After this, Purim is inaugurated. This festival that, where on an annual basis, this story is supposed to be told and retold and retold.

One of the interesting things about Purim, if you look at, again, if you look at some of the Jewish commentators on the story, is they say the reason this festival is so important and the reason that they inaugurated a new festival at this time and in this place is because this was a cross roads where people who didn't have to acknowledges their Jewish-ness recommitted themselves to the covenant. Where Jews in Persia who had assimilated themselves came back and recommitted themselves to the covenant and re-embraced their Jewish identity. In a sense, Yoram Hazony puts it, he's like, this is like revisiting Mount Sinai. This moment where we say, "We are God's people. We will identify as God's people from here forward."

So, just a few final reflections. I'm probably not going to have time for questions, but, I'll stick around.

The first thing is that one of the obvious conclusions to the Book of Esther is that compromised people are not written out of God's story, are never written out of God's story.

Second thing is that being counted among God's people is a life and death decision. It always has been. That when we put ourselves in the position of saying that I'm going to identify with the people of God, we are embracing risk. We have to be willing to accept that.

A third thing is that, while power itself is an evil, Esther and Mordecai are incredibly powerful figures by the Book's end. Power for power's own sake is suicidal. Seeking power, grasping for power is like having a pet crocodile and the day will come where it eats us. The temptation for the church in a post-Christian world to grasp for power in the midst of it is extremely dangerous. I think that Christians that are gladly, sort of, compromising their moral and ethical standards to grasp for political and social capital are going to pay a big price for it, ultimately.

The fourth thing, vulnerability is different from victim-hood. It means embracing risk for the sake of others, for the sake of God's people. We need soft hearts and open hearts that are willing to embrace that vulnerability even while we remain committed to our identity and our convictions. Our convictions should drive us to being vulnerable and to being risky. Because, we're willing to embrace consequences in this like knowing that we're part of a people of God who will be sustained, who will be kept for his coming Kingdom.

I think another thing is that, like Purim, Christians need to embrace formative traditions that will help us and our children and our children's children to remember our faith and preserve our faith in decades to come.

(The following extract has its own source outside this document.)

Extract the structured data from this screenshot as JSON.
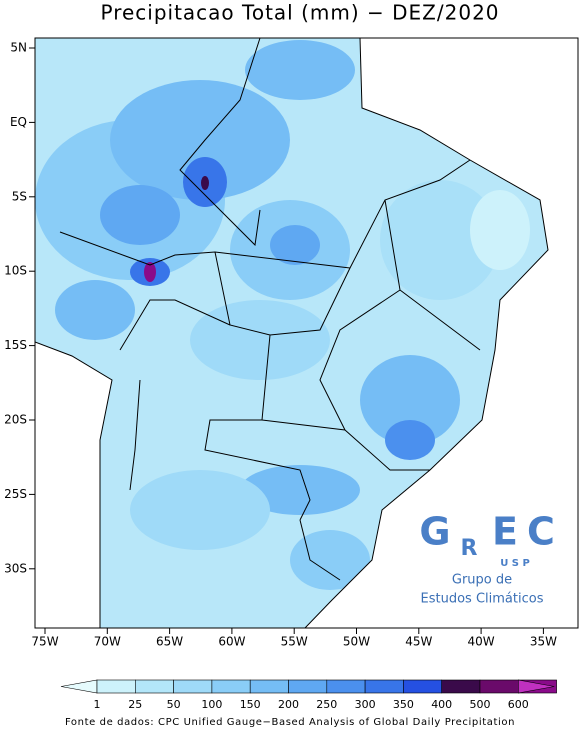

I think the idea of, sort of, re-inaugurating a celebration that re-identifies, that re-affirms our identity as God's people makes a whole lot of sense. I'm not suggesting we restart Purim, but I am suggesting that we think about what it means to gather as the church and in what ways are church gatherings are reaffirming of our commitment as God's people in the midst of a hostel world. Are we walking through those particular challenges?